Years ago I was having dinner with a priest and the senior warden of his church.  The priest asked the senior warden, "Where did you and the Lord find each other?"  I chuckled a bit.  This is the kind of thing those evangelicals ask each other, right?  But he was serious, and the senior warden's answer was serious. He told of a time in his life where he was lost and broken beyond repair.  But then Jesus found him, and his life has never been the same since. These two guys understood.  I didn't understand.  They understood that Jesus is out there, actively searching us out, calling us to newness of life, calling us to lives we never thought possible, calling us to changed hearts and changed lives.  I understand now because I have heard many more stories like theirs, and I have seen for my own eyes and experienced myself that Jesus actively seeks us because he loves us that much.   Some of you have had those moments, found Jesus on a beach, found him in a church, or found him in the deepest ditch of your life.  Well, he's still looking for you.  It's not a one-time thing; it isn't like we just meet Jesus, get saved, and are good to go.  No, he is out there every single day, calling us to newness of life.  He'll keep looking for you, and if you keep your eyes and ears and hearts open, you'll find him.  

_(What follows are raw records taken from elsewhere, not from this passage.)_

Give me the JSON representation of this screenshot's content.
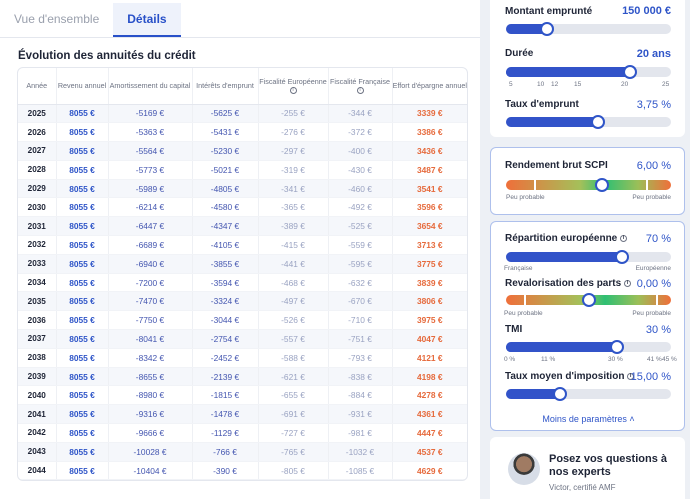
{
  "tabs": [
    {
      "label": "Vue d'ensemble"
    },
    {
      "label": "Détails"
    }
  ],
  "table": {
    "title": "Évolution des annuités du crédit",
    "headers": [
      "Année",
      "Revenu annuel",
      "Amortissement du capital",
      "Intérêts d'emprunt",
      "Fiscalité Européenne",
      "Fiscalité Française",
      "Effort d'épargne annuel"
    ],
    "rows": [
      [
        "2025",
        "8055 €",
        "-5169 €",
        "-5625 €",
        "-255 €",
        "-344 €",
        "3339 €"
      ],
      [
        "2026",
        "8055 €",
        "-5363 €",
        "-5431 €",
        "-276 €",
        "-372 €",
        "3386 €"
      ],
      [
        "2027",
        "8055 €",
        "-5564 €",
        "-5230 €",
        "-297 €",
        "-400 €",
        "3436 €"
      ],
      [
        "2028",
        "8055 €",
        "-5773 €",
        "-5021 €",
        "-319 €",
        "-430 €",
        "3487 €"
      ],
      [
        "2029",
        "8055 €",
        "-5989 €",
        "-4805 €",
        "-341 €",
        "-460 €",
        "3541 €"
      ],
      [
        "2030",
        "8055 €",
        "-6214 €",
        "-4580 €",
        "-365 €",
        "-492 €",
        "3596 €"
      ],
      [
        "2031",
        "8055 €",
        "-6447 €",
        "-4347 €",
        "-389 €",
        "-525 €",
        "3654 €"
      ],
      [
        "2032",
        "8055 €",
        "-6689 €",
        "-4105 €",
        "-415 €",
        "-559 €",
        "3713 €"
      ],
      [
        "2033",
        "8055 €",
        "-6940 €",
        "-3855 €",
        "-441 €",
        "-595 €",
        "3775 €"
      ],
      [
        "2034",
        "8055 €",
        "-7200 €",
        "-3594 €",
        "-468 €",
        "-632 €",
        "3839 €"
      ],
      [
        "2035",
        "8055 €",
        "-7470 €",
        "-3324 €",
        "-497 €",
        "-670 €",
        "3806 €"
      ],
      [
        "2036",
        "8055 €",
        "-7750 €",
        "-3044 €",
        "-526 €",
        "-710 €",
        "3975 €"
      ],
      [
        "2037",
        "8055 €",
        "-8041 €",
        "-2754 €",
        "-557 €",
        "-751 €",
        "4047 €"
      ],
      [
        "2038",
        "8055 €",
        "-8342 €",
        "-2452 €",
        "-588 €",
        "-793 €",
        "4121 €"
      ],
      [
        "2039",
        "8055 €",
        "-8655 €",
        "-2139 €",
        "-621 €",
        "-838 €",
        "4198 €"
      ],
      [
        "2040",
        "8055 €",
        "-8980 €",
        "-1815 €",
        "-655 €",
        "-884 €",
        "4278 €"
      ],
      [
        "2041",
        "8055 €",
        "-9316 €",
        "-1478 €",
        "-691 €",
        "-931 €",
        "4361 €"
      ],
      [
        "2042",
        "8055 €",
        "-9666 €",
        "-1129 €",
        "-727 €",
        "-981 €",
        "4447 €"
      ],
      [
        "2043",
        "8055 €",
        "-10028 €",
        "-766 €",
        "-765 €",
        "-1032 €",
        "4537 €"
      ],
      [
        "2044",
        "8055 €",
        "-10404 €",
        "-390 €",
        "-805 €",
        "-1085 €",
        "4629 €"
      ]
    ]
  },
  "params": {
    "montant": {
      "label": "Montant emprunté",
      "value": "150 000 €",
      "level": 0.25
    },
    "duree": {
      "label": "Durée",
      "value": "20 ans",
      "ticks": [
        "5",
        "10",
        "12",
        "15",
        "20",
        "25"
      ],
      "level": 0.75
    },
    "taux": {
      "label": "Taux d'emprunt",
      "value": "3,75 %",
      "level": 0.56
    },
    "rendement": {
      "label": "Rendement brut SCPI",
      "value": "6,00 %",
      "left_caption": "Peu probable",
      "right_caption": "Peu probable",
      "level": 0.58
    },
    "repartition": {
      "label": "Répartition européenne",
      "value": "70 %",
      "left_caption": "Française",
      "right_caption": "Européenne",
      "level": 0.7
    },
    "revalorisation": {
      "label": "Revalorisation des parts",
      "value": "0,00 %",
      "left_caption": "Peu probable",
      "right_caption": "Peu probable",
      "level": 0.5
    },
    "tmi": {
      "label": "TMI",
      "value": "30 %",
      "ticks": [
        "0 %",
        "11 %",
        "30 %",
        "41 %",
        "45 %"
      ],
      "level": 0.67
    },
    "taux_moyen": {
      "label": "Taux moyen d'imposition",
      "value": "15,00 %",
      "level": 0.33
    },
    "less_label": "Moins de paramètres"
  },
  "expert": {
    "title": "Posez vos questions à nos experts",
    "subtitle": "Victor, certifié AMF"
  },
  "colors": {
    "accent": "#2f55c8",
    "effort": "#e66a3c",
    "muted": "#9aa3c2"
  }
}
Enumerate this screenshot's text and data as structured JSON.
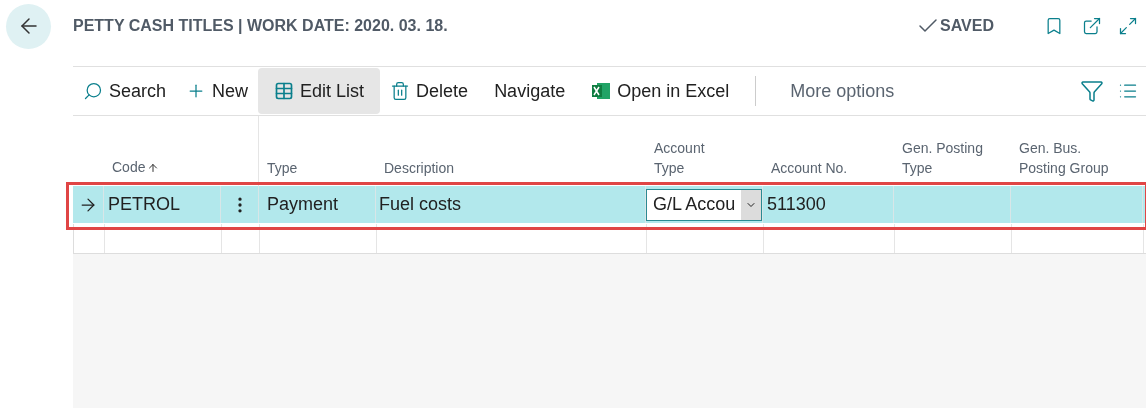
{
  "header": {
    "title": "PETTY CASH TITLES | WORK DATE: 2020. 03. 18.",
    "status": "SAVED"
  },
  "actions": [
    {
      "kind": "search",
      "label": "Search",
      "selected": false
    },
    {
      "kind": "new",
      "label": "New",
      "selected": false
    },
    {
      "kind": "edit",
      "label": "Edit List",
      "selected": true
    },
    {
      "kind": "delete",
      "label": "Delete",
      "selected": false
    },
    {
      "kind": "plain",
      "label": "Navigate",
      "selected": false
    },
    {
      "kind": "excel",
      "label": "Open in Excel",
      "selected": false
    },
    {
      "kind": "more",
      "label": "More options",
      "selected": false
    }
  ],
  "table": {
    "columns": [
      {
        "label": "Code",
        "sorted": true
      },
      {
        "label": "Type",
        "sorted": false
      },
      {
        "label": "Description",
        "sorted": false
      },
      {
        "label": "Account Type",
        "sorted": false
      },
      {
        "label": "Account No.",
        "sorted": false
      },
      {
        "label": "Gen. Posting Type",
        "sorted": false
      },
      {
        "label": "Gen. Bus. Posting Group",
        "sorted": false
      }
    ],
    "rows": [
      {
        "selected": true,
        "outlined": true,
        "code": "PETROL",
        "type": "Payment",
        "description": "Fuel costs",
        "account_type": "G/L Accou",
        "account_no": "511300"
      }
    ]
  }
}
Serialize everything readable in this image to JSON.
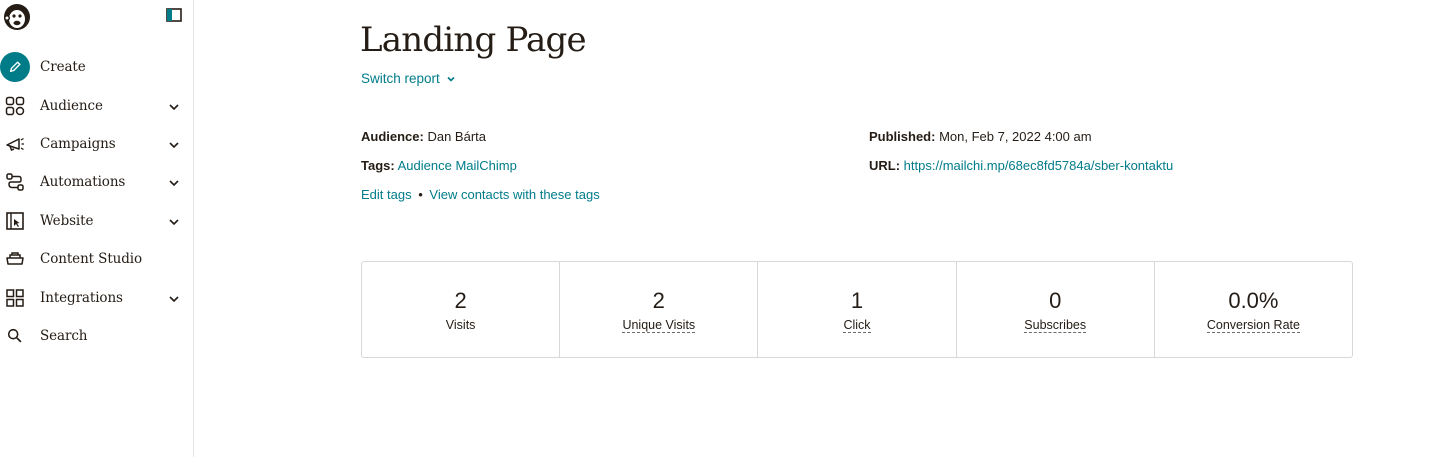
{
  "sidebar": {
    "items": [
      {
        "label": "Create",
        "icon": "pencil-icon",
        "chevron": false
      },
      {
        "label": "Audience",
        "icon": "audience-icon",
        "chevron": true
      },
      {
        "label": "Campaigns",
        "icon": "megaphone-icon",
        "chevron": true
      },
      {
        "label": "Automations",
        "icon": "automations-icon",
        "chevron": true
      },
      {
        "label": "Website",
        "icon": "website-icon",
        "chevron": true
      },
      {
        "label": "Content Studio",
        "icon": "content-studio-icon",
        "chevron": false
      },
      {
        "label": "Integrations",
        "icon": "integrations-icon",
        "chevron": true
      },
      {
        "label": "Search",
        "icon": "search-icon",
        "chevron": false
      }
    ]
  },
  "page": {
    "title": "Landing Page",
    "switch_report": "Switch report"
  },
  "meta": {
    "audience_label": "Audience:",
    "audience_value": "Dan Bárta",
    "tags_label": "Tags:",
    "tags_value": "Audience MailChimp",
    "edit_tags": "Edit tags",
    "separator": "•",
    "view_contacts": "View contacts with these tags",
    "published_label": "Published:",
    "published_value": "Mon, Feb 7, 2022 4:00 am",
    "url_label": "URL:",
    "url_value": "https://mailchi.mp/68ec8fd5784a/sber-kontaktu"
  },
  "stats": [
    {
      "value": "2",
      "label": "Visits"
    },
    {
      "value": "2",
      "label": "Unique Visits"
    },
    {
      "value": "1",
      "label": "Click"
    },
    {
      "value": "0",
      "label": "Subscribes"
    },
    {
      "value": "0.0%",
      "label": "Conversion Rate"
    }
  ],
  "colors": {
    "accent": "#007c89",
    "text": "#241c15",
    "border": "#d8d8d8"
  }
}
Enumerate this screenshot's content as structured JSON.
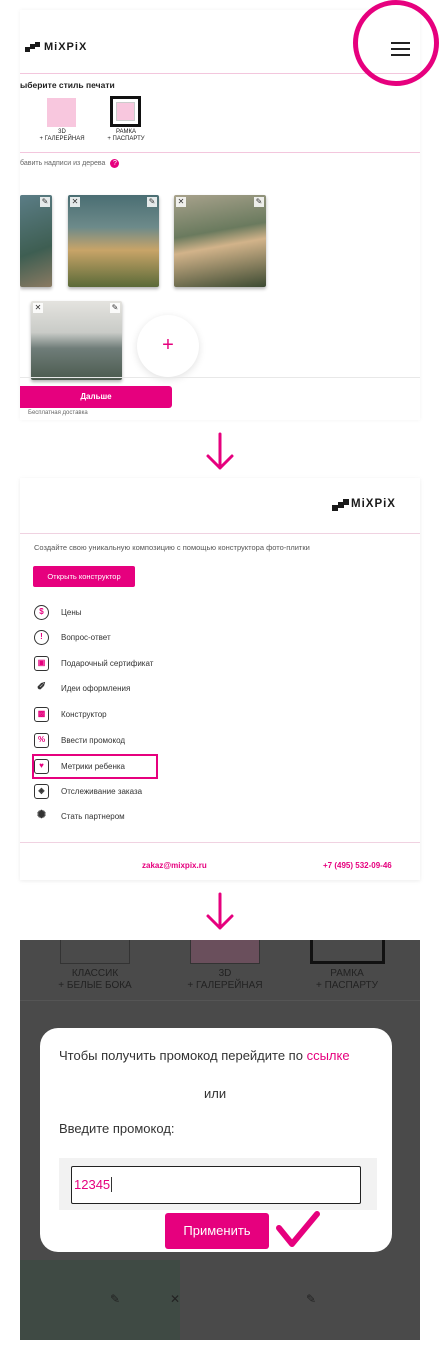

Jesus, like us, knows the joy of finding something that is precious and beautiful to him.  You are that which is precious and beautiful!  You are more beloved to him that any ring, any object that you hold in your possession.  You are richer to him than gold, as the Psalmist says, sweeter far are you than honey in the comb to Jesus.  Wherever you find yourself today, whatever is going on in your life, know that you mean that much to Jesus.  You mean so much to him that he will stop at nothing to find you!  He's out there.  He's out there in the wildness like the shepherd, he's turning this whole world upside-down like the woman searching for her coin.  He's looking for you, and for me, calling us to repentance, calling us to truly know and experience and share his love, calling us to be found by him again and again and again.